Smartphone maker ZTE is fast emerging from the crisis that followed the crippling sanction slapped by the Trump administration for allegedly engaging in business transactions with North Korea and Iran violating US rules. Both sides are making efforts to de-escalate the hostility, which otherwise would have made the China-based telecommunication giant the first casualty of the simmering trade standoff between Beijing and Washington.
The tech firm, one among the top players in the Chinese telecom sector, embarked on a comprehensive management overhaul this week to comply with the demands set by Trump for lifting the ban. The move follows an agreement signed by ZTE with the Federal Government last month to end the dispute. Earlier this week, the government eased its stance against the company, allowing it to resume some of its dealings in the US.

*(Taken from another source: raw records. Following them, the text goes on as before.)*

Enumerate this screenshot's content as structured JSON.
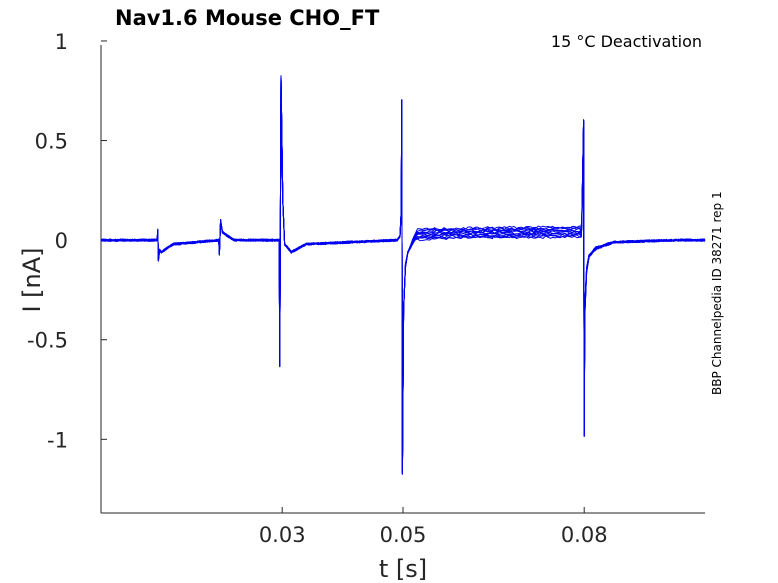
{
  "chart_data": {
    "type": "line",
    "title": "Nav1.6  Mouse  CHO_FT",
    "annotation": "15 °C  Deactivation",
    "side_label": "BBP Channelpedia ID 38271 rep 1",
    "xlabel": "t [s]",
    "ylabel": "I [nA]",
    "xlim": [
      0,
      0.1
    ],
    "ylim": [
      -1.37,
      1.03
    ],
    "xticks": [
      0.03,
      0.05,
      0.08
    ],
    "xtick_labels": [
      "0.03",
      "0.05",
      "0.08"
    ],
    "yticks": [
      1,
      0.5,
      0,
      -0.5,
      -1
    ],
    "ytick_labels": [
      "1",
      "0.5",
      "0",
      "-0.5",
      "-1"
    ],
    "grid": false,
    "line_color": "#0000ee",
    "sweeps": 12,
    "tail_plateau_range_nA": [
      0.01,
      0.06
    ],
    "series": [
      {
        "x": [
          0,
          0.005,
          0.0093,
          0.0094,
          0.0095,
          0.0097,
          0.01,
          0.012,
          0.0195,
          0.0196,
          0.0198,
          0.0201,
          0.022,
          0.0295,
          0.0296,
          0.0298,
          0.0301,
          0.0304,
          0.0315,
          0.034,
          0.049,
          0.0495,
          0.0497,
          0.0498,
          0.0499,
          0.0501,
          0.0504,
          0.0508,
          0.052,
          0.055,
          0.065,
          0.0795,
          0.0799,
          0.08,
          0.0801,
          0.0804,
          0.0808,
          0.082,
          0.085,
          0.095,
          0.1
        ],
        "y": [
          0.0,
          0.0,
          0.0,
          0.05,
          -0.1,
          -0.05,
          -0.06,
          -0.02,
          0.0,
          -0.07,
          0.1,
          0.04,
          0.0,
          0.0,
          -0.63,
          0.82,
          0.2,
          -0.02,
          -0.06,
          -0.02,
          0.0,
          0.02,
          0.14,
          0.7,
          -1.17,
          -0.35,
          -0.15,
          -0.08,
          0.0,
          0.02,
          0.04,
          0.05,
          0.6,
          -0.98,
          -0.35,
          -0.15,
          -0.08,
          -0.04,
          -0.01,
          0.0,
          0.0
        ]
      }
    ]
  }
}
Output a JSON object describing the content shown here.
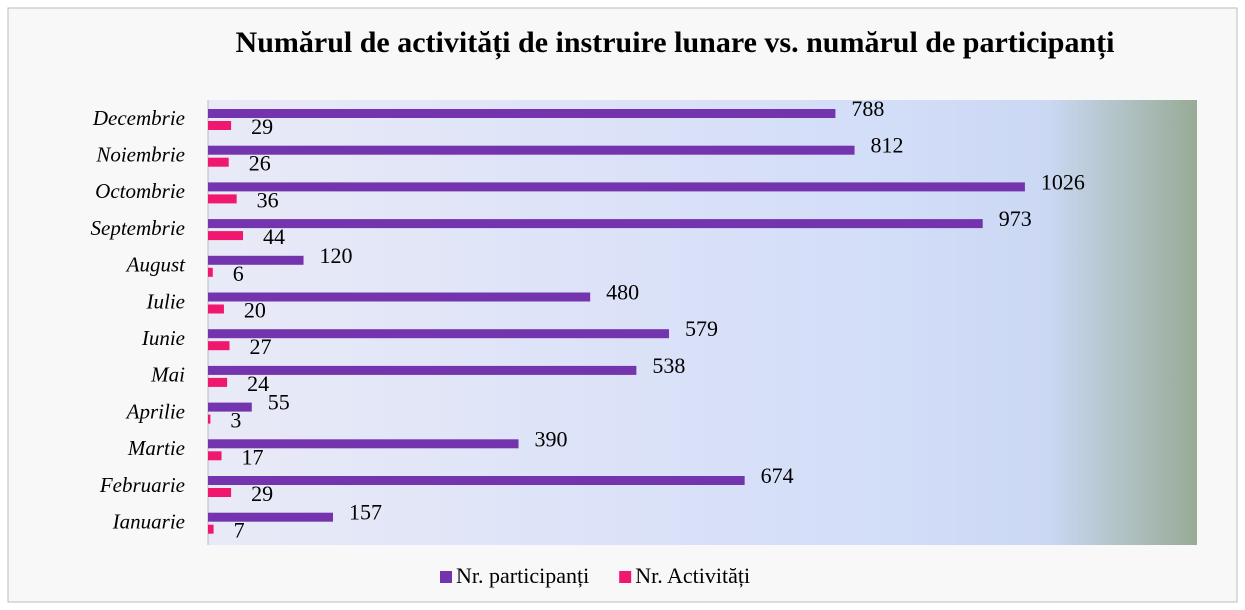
{
  "chart_data": {
    "type": "bar",
    "orientation": "horizontal",
    "title": "Numărul  de activități de instruire lunare vs. numărul de participanți",
    "categories": [
      "Ianuarie",
      "Februarie",
      "Martie",
      "Aprilie",
      "Mai",
      "Iunie",
      "Iulie",
      "August",
      "Septembrie",
      "Octombrie",
      "Noiembrie",
      "Decembrie"
    ],
    "series": [
      {
        "name": "Nr. participanți",
        "color": "#7434ad",
        "values": [
          157,
          674,
          390,
          55,
          538,
          579,
          480,
          120,
          973,
          1026,
          812,
          788
        ]
      },
      {
        "name": "Nr. Activități",
        "color": "#f0176f",
        "values": [
          7,
          29,
          17,
          3,
          24,
          27,
          20,
          6,
          44,
          36,
          26,
          29
        ]
      }
    ],
    "legend": "bottom"
  }
}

As part of the restructuring, the company appointed Xu Ziyang as the new chief executive officer and replaced the chief financial officer, chief technology officer and human resources head. Ziyang, who had been serving as the head of ZTE’s German operations, is also in charge of its network product portfolio and the cloud segment. According to sources close to the matter, employment contracts of seven senior executives, including senior vice presidents and executive vice presidents, will be canceled this week.
This week, the government eased its stance against the company, allowing it to resume some of its dealings in the US
Meanwhile, the government’s mandate stipulates that ZTE should also constitute a new board of directors to be able to buy US-made components on a long-term basis. As of now, the company is allowed to import electronic components from American suppliers on a temporary basis.
The executive reshuffle is the continuation of a series of damage control measures taken by ZTE since it earned the ire of the US Prez. The steps include a new $11-billion financing plan, the election of eight new members to its board of directors and a crackdown against the employees involved in the dealings that allegedly breached the US laws. For the company, which is heavily dependent on US suppliers for parts, the sanction came as a bolt from the blue, forcing it to close down certain facilities in China.
ZTE’s share price more than halved in the Hong Kong Stock Exchange in early June when Trump tightened his grip on the company and was broadly flat since then. The stock traded lower in the early trading hours Thursday despite the positive developments.